To convert the z score to percentile in r, we use the built-in formula: **Pnorm (z-score)**

**Example 1: Convert 1.28 z score to percentile in R**

The Z score of 1.28 corresponds to a percentile of 0.8997274. We interpret this to mean that a z-score of 1.28 is larger than 89.97% of the other values in the given dataset.

**Example 2: Convert 1.0 z score to percentile in R**

The Z score of 1.0 corresponds to a percentile of 0.8413447. We interpret this to mean that a z-score of 1.0 is larger than 84.13% of the other values in the given dataset.

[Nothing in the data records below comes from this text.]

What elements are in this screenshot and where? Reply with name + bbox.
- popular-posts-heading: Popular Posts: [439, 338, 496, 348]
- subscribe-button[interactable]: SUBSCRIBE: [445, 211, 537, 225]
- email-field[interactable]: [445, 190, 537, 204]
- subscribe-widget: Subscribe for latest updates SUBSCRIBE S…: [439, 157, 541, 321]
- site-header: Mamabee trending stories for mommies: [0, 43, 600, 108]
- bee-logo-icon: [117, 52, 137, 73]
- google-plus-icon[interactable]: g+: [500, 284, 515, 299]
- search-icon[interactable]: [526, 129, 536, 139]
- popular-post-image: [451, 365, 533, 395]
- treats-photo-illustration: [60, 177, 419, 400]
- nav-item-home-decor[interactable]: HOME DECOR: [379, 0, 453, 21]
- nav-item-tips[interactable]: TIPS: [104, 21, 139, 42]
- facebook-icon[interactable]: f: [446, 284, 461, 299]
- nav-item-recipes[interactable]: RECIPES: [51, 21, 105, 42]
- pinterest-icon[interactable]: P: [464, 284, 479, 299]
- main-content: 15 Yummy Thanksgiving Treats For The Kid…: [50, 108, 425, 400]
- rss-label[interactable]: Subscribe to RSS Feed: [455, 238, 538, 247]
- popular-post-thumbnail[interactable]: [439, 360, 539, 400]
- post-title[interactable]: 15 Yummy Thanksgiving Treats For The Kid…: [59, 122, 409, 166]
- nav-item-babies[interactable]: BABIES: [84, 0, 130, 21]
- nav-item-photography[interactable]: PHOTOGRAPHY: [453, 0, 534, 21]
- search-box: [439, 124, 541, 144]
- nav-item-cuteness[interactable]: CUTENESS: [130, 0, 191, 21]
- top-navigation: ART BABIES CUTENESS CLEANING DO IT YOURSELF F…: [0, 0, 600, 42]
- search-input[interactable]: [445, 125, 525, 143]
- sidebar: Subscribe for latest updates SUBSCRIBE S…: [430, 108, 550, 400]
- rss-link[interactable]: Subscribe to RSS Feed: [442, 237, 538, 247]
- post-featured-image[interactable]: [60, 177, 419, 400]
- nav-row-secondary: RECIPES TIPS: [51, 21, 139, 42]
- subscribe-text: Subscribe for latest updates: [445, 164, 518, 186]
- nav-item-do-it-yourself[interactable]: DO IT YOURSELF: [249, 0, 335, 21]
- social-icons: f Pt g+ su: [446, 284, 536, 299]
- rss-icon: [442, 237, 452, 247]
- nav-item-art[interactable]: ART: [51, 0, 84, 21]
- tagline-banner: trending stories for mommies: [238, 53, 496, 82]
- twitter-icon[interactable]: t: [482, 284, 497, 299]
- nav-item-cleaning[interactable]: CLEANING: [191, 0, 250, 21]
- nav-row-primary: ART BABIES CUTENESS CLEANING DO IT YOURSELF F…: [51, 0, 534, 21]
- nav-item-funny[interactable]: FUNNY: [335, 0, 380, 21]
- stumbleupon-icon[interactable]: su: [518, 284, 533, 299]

**Example 3: Convert 2.25 z score to percentile in R**

The Z score of 2.25 corresponds to a percentile of 0.9877755. We interpret this to mean that a z-score of 2.25 is larger than 98.78% of the other values in the given dataset.

**Percentile to Z score in R**

To convert percentile to Z score, we use the built-in formula: **qnorm (percentile)**

**Example 1: Convert a percentile of 0.10 to a Z-score in R**

A percentile of 0.10 corresponds to a Z-Score of -1.281552. This means that a dataset’s data value at the 10th percentile has a Z-Score of -1.281552, which depicts it as approximately 1.2 standard deviations below the mean.

**Example 2: Convert a percentile of 0.50 to a Z-score in R**

A percentile of 0.50 corresponds to a Z-Score of 0. This means that the data value at the 50^{th} percentile in a dataset has a Z-Score of 0, which depicts it is at the mean.

**Example 3: Convert a percentile of 0.76 to a Z-score in R**

A percentile of 0.76 corresponds to a Z-Score of 0.7063026. This means that a dataset’s data value at the 76th percentile has a Z-Score of 0.7063026, which depicts it as approximately 0.7 standard deviations above the mean.